Well I'm back after Christmas, I've been trying to focus on family rather than work but have had some time to work on my new project. I'm writing a new profiling tool, or rather rewriting an old tool from scratch with the original developers permission.
I'm taking things slowly, the first phase is to load the original trace files into a new more efficient memory model. I'm focusing on speed and memory efficiency so I have innita+lly at least abandoned an object model for the profiling events, method entry exit etc., and gone for a straight byte array. I am paying for the cost of constantly encoding and decoding ints and longs to and from bytes but modern processors and JITs seem to gobble this stuff up with ease.
One major problem is how to allocate the array, in one big chunk? it multiple smaller arrays? If the latter how can they be easily stitched together?
I have been experimenting with smaller arrays, in fact a two dimensional byte array where the second dimension is allocated "on demand" and both dimensions are referenced
with a single pointer, it turns out to be quite simple and the costs are not too great (~25%). It gives me much more flexibility for a reasonable overhead.

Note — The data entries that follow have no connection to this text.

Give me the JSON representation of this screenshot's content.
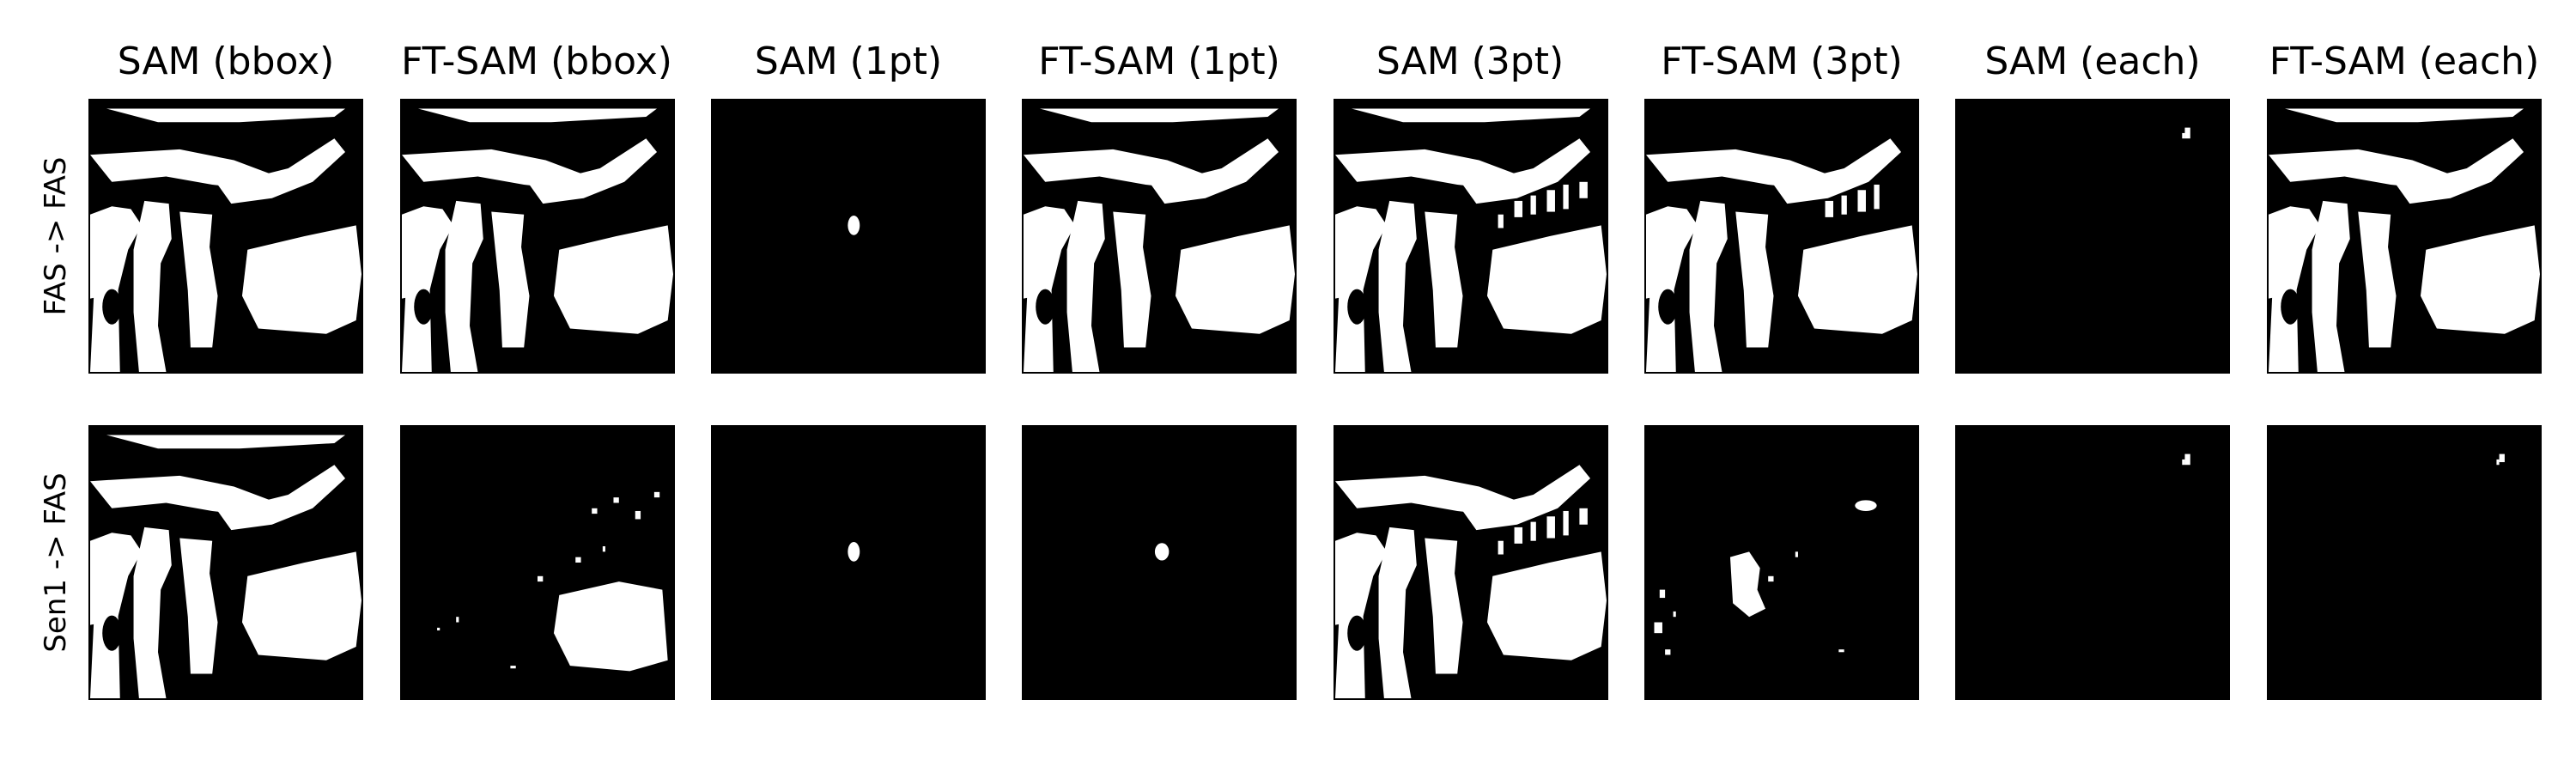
{
  "figure": {
    "columns": [
      "SAM (bbox)",
      "FT-SAM (bbox)",
      "SAM (1pt)",
      "FT-SAM (1pt)",
      "SAM (3pt)",
      "FT-SAM (3pt)",
      "SAM (each)",
      "FT-SAM (each)"
    ],
    "rows": [
      "FAS -> FAS",
      "Sen1 -> FAS"
    ],
    "panel_content": [
      [
        "full-mask",
        "full-mask",
        "small-blob",
        "full-mask",
        "dense-mask",
        "dense-mask",
        "tiny-speck",
        "full-mask"
      ],
      [
        "full-mask",
        "partial-mask",
        "small-blob",
        "small-blob",
        "dense-mask",
        "sparse-mask",
        "tiny-speck",
        "tiny-speck"
      ]
    ],
    "colors": {
      "background": "#000000",
      "mask": "#ffffff",
      "text": "#000000"
    }
  }
}
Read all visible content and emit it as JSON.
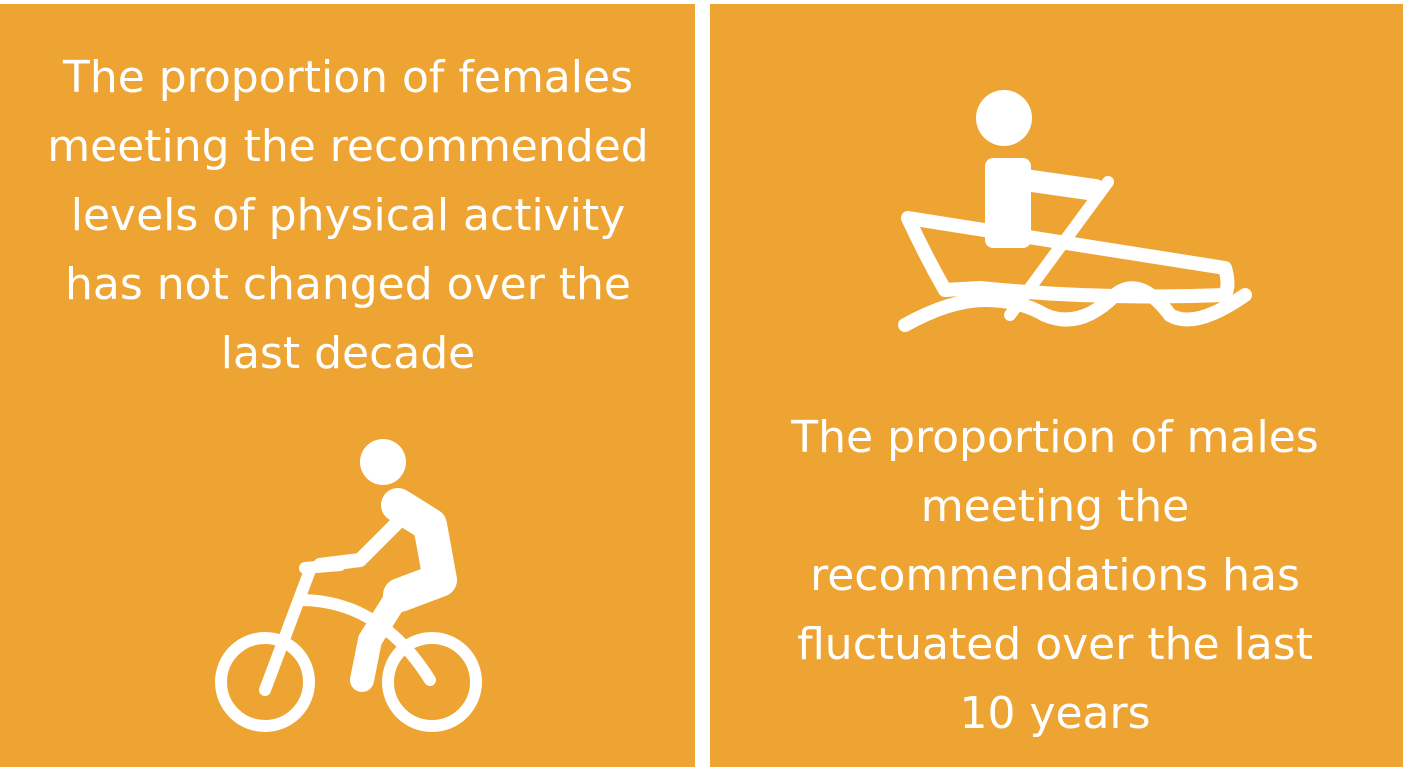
{
  "panels": [
    {
      "lines": [
        "The proportion of females",
        "meeting the recommended",
        "levels of physical activity",
        "has not changed over the",
        "last decade"
      ]
    },
    {
      "lines": [
        "The proportion of males",
        "meeting the",
        "recommendations has",
        "fluctuated over the last",
        "10 years"
      ]
    }
  ]
}
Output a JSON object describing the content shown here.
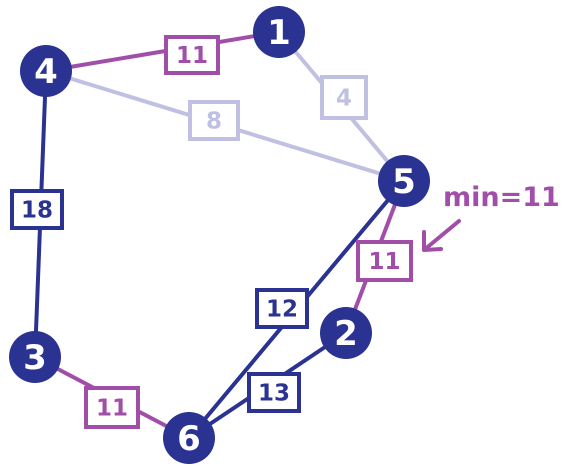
{
  "colors": {
    "node_fill": "#2a3292",
    "node_text": "#ffffff",
    "dark_blue": "#2a3292",
    "purple": "#a04ea8",
    "lavender": "#c0c0e2",
    "background": "#ffffff"
  },
  "nodes": [
    {
      "id": "1",
      "label": "1"
    },
    {
      "id": "2",
      "label": "2"
    },
    {
      "id": "3",
      "label": "3"
    },
    {
      "id": "4",
      "label": "4"
    },
    {
      "id": "5",
      "label": "5"
    },
    {
      "id": "6",
      "label": "6"
    }
  ],
  "edges": [
    {
      "from": "4",
      "to": "1",
      "weight": "11",
      "status": "highlighted"
    },
    {
      "from": "1",
      "to": "5",
      "weight": "4",
      "status": "faded"
    },
    {
      "from": "4",
      "to": "5",
      "weight": "8",
      "status": "faded"
    },
    {
      "from": "4",
      "to": "3",
      "weight": "18",
      "status": "normal"
    },
    {
      "from": "5",
      "to": "6",
      "weight": "12",
      "status": "normal"
    },
    {
      "from": "5",
      "to": "2",
      "weight": "11",
      "status": "highlighted"
    },
    {
      "from": "2",
      "to": "6",
      "weight": "13",
      "status": "normal"
    },
    {
      "from": "3",
      "to": "6",
      "weight": "11",
      "status": "highlighted"
    }
  ],
  "annotation": {
    "text": "min=11",
    "arrow": "arrow pointing to edge 5-2"
  }
}
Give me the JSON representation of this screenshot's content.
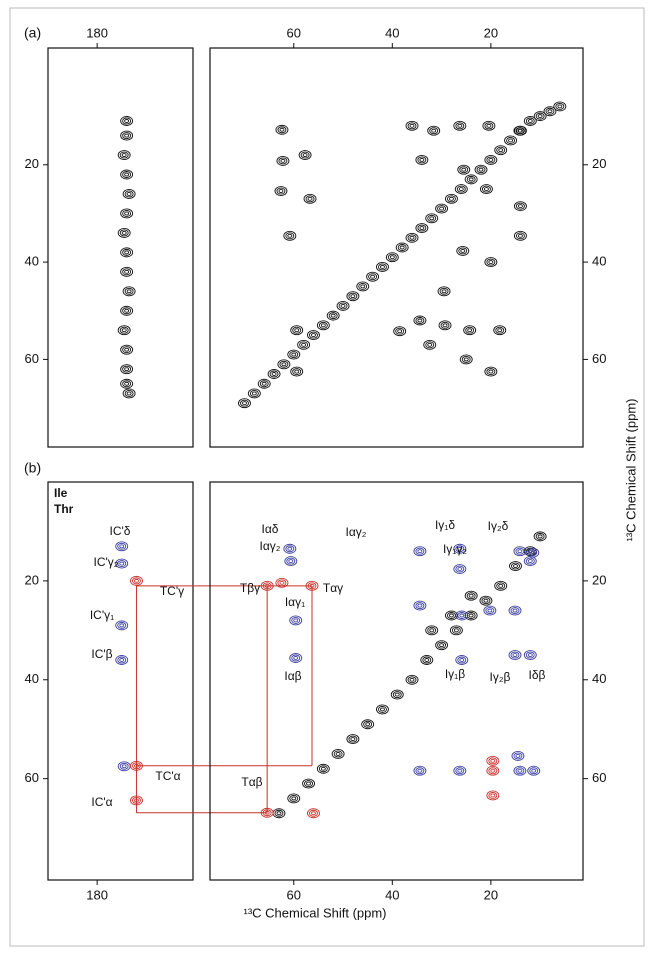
{
  "figure": {
    "panel_labels": [
      "(a)",
      "(b)"
    ],
    "xlabel": "¹³C Chemical Shift (ppm)",
    "ylabel": "¹³C Chemical Shift (ppm)"
  },
  "chart_data": [
    {
      "type": "contour",
      "xlim": [
        190,
        160.5
      ],
      "ylim": [
        78,
        -4
      ],
      "xticks": [
        180
      ],
      "yticks": [
        20,
        40,
        60
      ],
      "xaxis_side": "top",
      "yaxis_side": "left",
      "series": [
        {
          "color": "#111111",
          "x": [
            174,
            174,
            174.5,
            174,
            173.5,
            174,
            174.5,
            174,
            174,
            173.5,
            174,
            174.5,
            174,
            174,
            174,
            173.5
          ],
          "y": [
            11,
            14,
            18,
            22,
            26,
            30,
            34,
            38,
            42,
            46,
            50,
            54,
            58,
            62,
            65,
            67
          ]
        }
      ]
    },
    {
      "type": "contour",
      "xlim": [
        77,
        1.3
      ],
      "ylim": [
        78,
        -4
      ],
      "xticks": [
        60,
        40,
        20
      ],
      "yticks": [
        20,
        40,
        60
      ],
      "xaxis_side": "top",
      "yaxis_side": "right",
      "series": [
        {
          "color": "#111111",
          "x": [
            70,
            68,
            66,
            64,
            62,
            60,
            58,
            56,
            54,
            52,
            50,
            48,
            46,
            44,
            42,
            40,
            38,
            36,
            34,
            32,
            30,
            28,
            26,
            24,
            22,
            20,
            18,
            16,
            14,
            12,
            10,
            8,
            6,
            62.4,
            62.2,
            57.7,
            56.7,
            60.8,
            62.6,
            36,
            31.6,
            26.3,
            20.4,
            14.1,
            34,
            25.5,
            20.9,
            14,
            25.7,
            14,
            20,
            34.4,
            29.3,
            24.3,
            18.2,
            32.4,
            25,
            20,
            29.5,
            38.5,
            59.4,
            59.4
          ],
          "y": [
            69,
            67,
            65,
            63,
            61,
            59,
            57,
            55,
            53,
            51,
            49,
            47,
            45,
            43,
            41,
            39,
            37,
            35,
            33,
            31,
            29,
            27,
            25,
            23,
            21,
            19,
            17,
            15,
            13,
            11,
            10,
            9,
            8,
            12.8,
            19.2,
            18,
            27,
            34.6,
            25.4,
            12,
            13,
            12,
            12,
            13,
            19,
            21,
            25,
            28.5,
            37.7,
            34.6,
            40,
            52,
            53,
            54,
            54,
            57,
            60,
            62.5,
            46,
            54.2,
            54,
            62.5
          ]
        }
      ]
    },
    {
      "type": "contour",
      "xlim": [
        190,
        160.5
      ],
      "ylim": [
        80.5,
        0
      ],
      "xticks": [
        180
      ],
      "yticks": [
        20,
        40,
        60
      ],
      "xaxis_side": "bottom",
      "yaxis_side": "left",
      "series": [
        {
          "name": "Ile",
          "color": "#3b3fa0",
          "x": [
            175,
            175,
            175,
            175,
            174.5
          ],
          "y": [
            13,
            16.5,
            29,
            36,
            57.5
          ]
        },
        {
          "name": "Thr",
          "color": "#c8312b",
          "x": [
            172,
            172,
            172
          ],
          "y": [
            20,
            57.4,
            64.4
          ]
        }
      ],
      "annotations": [
        {
          "text": "IC'δ",
          "color": "#3b3fa0"
        },
        {
          "text": "IC'γ₂",
          "color": "#3b3fa0"
        },
        {
          "text": "IC'γ₁",
          "color": "#3b3fa0"
        },
        {
          "text": "IC'β",
          "color": "#3b3fa0"
        },
        {
          "text": "IC'α",
          "color": "#3b3fa0"
        },
        {
          "text": "TC'γ",
          "color": "#c8312b"
        },
        {
          "text": "TC'α",
          "color": "#c8312b"
        }
      ],
      "links": {
        "color": "#c8312b",
        "segments": [
          {
            "x": [
              172,
              56.3
            ],
            "y": [
              21,
              21
            ]
          },
          {
            "x": [
              172,
              172
            ],
            "y": [
              21,
              66.9
            ]
          },
          {
            "x": [
              172,
              56.3
            ],
            "y": [
              57.4,
              57.4
            ]
          },
          {
            "x": [
              172,
              65.4
            ],
            "y": [
              66.9,
              66.9
            ]
          },
          {
            "x": [
              65.4,
              65.4
            ],
            "y": [
              21,
              66.9
            ]
          },
          {
            "x": [
              56.3,
              56.3
            ],
            "y": [
              21,
              57.4
            ]
          }
        ]
      }
    },
    {
      "type": "contour",
      "xlim": [
        77,
        1.3
      ],
      "ylim": [
        80.5,
        0
      ],
      "xticks": [
        60,
        40,
        20
      ],
      "yticks": [
        20,
        40,
        60
      ],
      "xaxis_side": "bottom",
      "yaxis_side": "right",
      "series": [
        {
          "color": "#111111",
          "x": [
            63,
            60,
            57,
            54,
            51,
            48,
            45,
            42,
            39,
            36,
            33,
            30,
            27,
            24,
            21,
            18,
            15,
            12,
            10,
            32,
            28,
            24
          ],
          "y": [
            67,
            64,
            61,
            58,
            55,
            52,
            49,
            46,
            43,
            40,
            36,
            33,
            30,
            27,
            24,
            21,
            17,
            14,
            11,
            30,
            27,
            23
          ]
        },
        {
          "color": "#3b3fa0",
          "x": [
            60.8,
            60.6,
            59.6,
            59.6,
            34.4,
            26.3,
            26.3,
            34.4,
            25.9,
            20.2,
            15.1,
            14.1,
            11.5,
            25.9,
            15.1,
            12,
            12,
            34.4,
            26.3,
            14.1,
            11.3,
            14.5
          ],
          "y": [
            13.5,
            16,
            28,
            35.6,
            14,
            13.5,
            17.6,
            25,
            27,
            26,
            26,
            14,
            14.3,
            36,
            35,
            35,
            16,
            58.4,
            58.4,
            58.4,
            58.4,
            55.4
          ]
        },
        {
          "color": "#c8312b",
          "x": [
            65.4,
            62.4,
            56.3,
            65.4,
            19.6,
            19.6,
            19.6,
            56
          ],
          "y": [
            21,
            20.4,
            21,
            66.9,
            56.4,
            58.4,
            63.4,
            67
          ]
        }
      ],
      "annotations": [
        {
          "text": "Tβγ",
          "color": "#c8312b"
        },
        {
          "text": "Tαγ",
          "color": "#c8312b"
        },
        {
          "text": "Tαβ",
          "color": "#c8312b"
        },
        {
          "text": "Iαδ",
          "color": "#3b3fa0"
        },
        {
          "text": "Iαγ₂",
          "color": "#3b3fa0"
        },
        {
          "text": "Iαγ₂",
          "color": "#3b3fa0"
        },
        {
          "text": "Iαγ₁",
          "color": "#3b3fa0"
        },
        {
          "text": "Iαβ",
          "color": "#3b3fa0"
        },
        {
          "text": "Iγ₁δ",
          "color": "#3b3fa0"
        },
        {
          "text": "Iγ₂δ",
          "color": "#3b3fa0"
        },
        {
          "text": "Iγ₁γ₂",
          "color": "#3b3fa0"
        },
        {
          "text": "Iγ₁β",
          "color": "#3b3fa0"
        },
        {
          "text": "Iγ₂β",
          "color": "#3b3fa0"
        },
        {
          "text": "Iδβ",
          "color": "#3b3fa0"
        }
      ]
    }
  ]
}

Essentially you take a single int pointer and AND it with a far and near mask yielding the indices's for the first and second dimension;
For example:
final static int FAR_MASK = 0x7f800000; // The first 7 means we don't go negative
final static int NEAR_MASK = 0x007fffff; // Effectively the inverse of the above
.....
public int readTreeInt(int offset) {
int value = 0;
value |= (tree[(offset & FAR_MASK) >>> 23][offset++ & NEAR_MASK] & 0xff) << 24;
value |= (tree[(offset & FAR_MASK) >>> 23][offset++ & NEAR_MASK] & 0xff) << 16;
value |= (tree[(offset & FAR_MASK) >>> 23][offset++ & NEAR_MASK] & 0xff) << 8;
value |= tree[(offset & FAR_MASK) >>> 23][offset & NEAR_MASK] & 0xff;
return value;
}
On each new event read (it could be 5 or 10 depending on potential event size) I check with another mask if I'm getting close to the end (<32K) of the current "near" array, if so I just pre-allocate the next array segment.
In this example the masks yield a 256x8M or the maximum 2G space seamlessly accessed by a single pointer. Reminiscent of the old intel 8086 memory model I'm sure you'll agree.